Minimize infection risk

Infection risks can be mitigated by (1) maintaining colonies free from pathogens known to infect immunocompromised mice and (2) using appropriate barrier systems to shield recipients during the "at risk" phase, until reconstitution of all blood cell lineages is complete, which may take 21 days. It is important to carry out regular health screening to ensure that opportunistic organisms are absent, since clinical signs may not occur when animals are fully immunocompetent. Organisms of particular concern include Staphylococcus spp., murine Helicobacter spp., Pseudomonas aeruginosa and murine parvoviruses. As a minimum, it is recommended that colonies providing irradiated recipient mice are regularly screened.

Mitigate effects of ablation on the gut

Bone marrow ablation using either irradiation or chemical methods can affect all tissues, but has the greatest impact on cells that are rapidly proliferating, especially the gut epithelium. Juvenile animals are also more affected than mature individuals, because the former are still growing. Damage to the gut lining can cause diarrhea and dehydration. In some cases, the protection from gut dwelling microbes entering the host peritoneal cavity or bloodstream is lost, causing peritonitis and septicemia.
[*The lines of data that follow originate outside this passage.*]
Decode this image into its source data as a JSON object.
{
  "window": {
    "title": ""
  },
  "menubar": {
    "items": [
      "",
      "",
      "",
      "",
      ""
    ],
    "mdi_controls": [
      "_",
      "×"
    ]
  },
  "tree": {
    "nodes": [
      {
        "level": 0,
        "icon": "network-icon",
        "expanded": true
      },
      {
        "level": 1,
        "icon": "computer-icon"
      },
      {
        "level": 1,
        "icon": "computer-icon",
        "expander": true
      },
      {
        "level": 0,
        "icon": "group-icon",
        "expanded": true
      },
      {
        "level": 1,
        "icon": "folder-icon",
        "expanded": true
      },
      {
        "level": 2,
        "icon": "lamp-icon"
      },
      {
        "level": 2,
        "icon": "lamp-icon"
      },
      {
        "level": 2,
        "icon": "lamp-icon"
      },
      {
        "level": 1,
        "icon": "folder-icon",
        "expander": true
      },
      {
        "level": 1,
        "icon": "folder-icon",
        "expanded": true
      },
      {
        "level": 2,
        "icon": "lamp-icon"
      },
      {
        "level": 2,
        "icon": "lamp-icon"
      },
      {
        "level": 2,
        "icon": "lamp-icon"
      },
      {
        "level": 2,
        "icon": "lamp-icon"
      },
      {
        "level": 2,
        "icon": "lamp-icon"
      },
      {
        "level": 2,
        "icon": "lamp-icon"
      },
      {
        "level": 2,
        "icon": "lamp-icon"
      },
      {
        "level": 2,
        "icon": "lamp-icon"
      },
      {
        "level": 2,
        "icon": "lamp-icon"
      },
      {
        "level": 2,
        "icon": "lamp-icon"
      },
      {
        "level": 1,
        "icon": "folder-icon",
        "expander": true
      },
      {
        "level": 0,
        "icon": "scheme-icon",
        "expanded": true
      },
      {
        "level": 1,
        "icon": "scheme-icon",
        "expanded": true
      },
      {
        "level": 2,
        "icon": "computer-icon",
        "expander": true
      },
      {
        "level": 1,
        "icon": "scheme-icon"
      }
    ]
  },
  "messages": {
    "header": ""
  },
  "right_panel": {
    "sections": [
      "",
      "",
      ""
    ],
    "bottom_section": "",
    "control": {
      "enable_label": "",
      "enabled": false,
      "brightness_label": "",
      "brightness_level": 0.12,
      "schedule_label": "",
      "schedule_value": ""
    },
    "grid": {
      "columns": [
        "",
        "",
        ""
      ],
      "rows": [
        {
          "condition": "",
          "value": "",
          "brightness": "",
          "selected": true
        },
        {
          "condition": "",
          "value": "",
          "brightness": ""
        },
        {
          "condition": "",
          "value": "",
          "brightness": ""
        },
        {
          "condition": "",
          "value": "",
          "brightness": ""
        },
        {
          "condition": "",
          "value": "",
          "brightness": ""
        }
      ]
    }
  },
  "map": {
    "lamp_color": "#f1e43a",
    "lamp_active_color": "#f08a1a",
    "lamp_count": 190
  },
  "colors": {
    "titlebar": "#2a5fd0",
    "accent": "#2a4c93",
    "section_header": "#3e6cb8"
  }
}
Approaches to limiting diarrhea following hematopoietic ablation include ensuring high quality drinking water and, in some cases, the administration of antibiotics and/or the acidification of drinking water. Other approaches can be found in the literature, e.g. modulating, or restoring, gut microbiota using fecal slurry collected from equivalent untreated animals and given by oral gavage. 14 These may have merit, and it is good practice to regularly review new approaches, but this guidance will be restricted to antibiotics and water quality because there is long term proof of successful use.

Antibiotics

Irradiation can encourage the translocation of bacteria across the gut wall, which increases the risk of generalized bacteremia and septicemia. Antibiotics have historically been clinically recommended to be added to the drinking water of irradiated mice as prophylaxis against overwhelming bacterial infection, especially by Pseudomonas spp., which often persist in biofilms. Commonly used antibiotics include enrofloxacin, ampicillin, trimethoprim sulphonamides and doxycycline. Prophylactic antibiotics may be given in food or water, or by injection, 1–3 days before ablation, and post ablation for 14–21 days. If the antibiotics are being administered via drinking water, flavored formulations or additives such as Ribena will improve palatability. However, it is important to consider carefully antibiotic use, as this may not be necessary in many circumstances. Routine prescribing to compensate for poor hygiene or husbandry is not acceptable, and prophylactic use should be reserved exclusively for cases of absolute necessity. Consult the attending veterinarian on a case‐by‐case basis for guidance on antibiotic use.

It is likely that most mice will experience neutropenia once irradiated, and antimicrobial therapy is recommended for irradiated human patients once they become neutropenic. 15 However, screening for neutropenia necessitates blood sampling, which means performing a procedure on a potentially debilitated animal, increasing the overall impact (the sampling procedure may require licensing under some regulations). Early antimicrobial intervention has been shown to provide support for irradiated mice, so it could be considered reasonable to provide such therapy without further data to quantify these effects. However, some antimicrobials can wipe out gut flora for long periods, which is detrimental to health and welfare. The need to treat irradiated mice can be regarded as debatable if the donor bone marrow is sterile (which it should be) and all animals are in a suitably clean environment. Antibiotics should not be administered solely for historical reasons (which could relate to previously poor hygiene levels in conventional housing) or because humans may routinely receive them in medical procedures. Decisions around antimicrobials should be made for each protocol, including a critical review of husbandry practices, agents, doses, the potential to check therapeutic levels and administration routes.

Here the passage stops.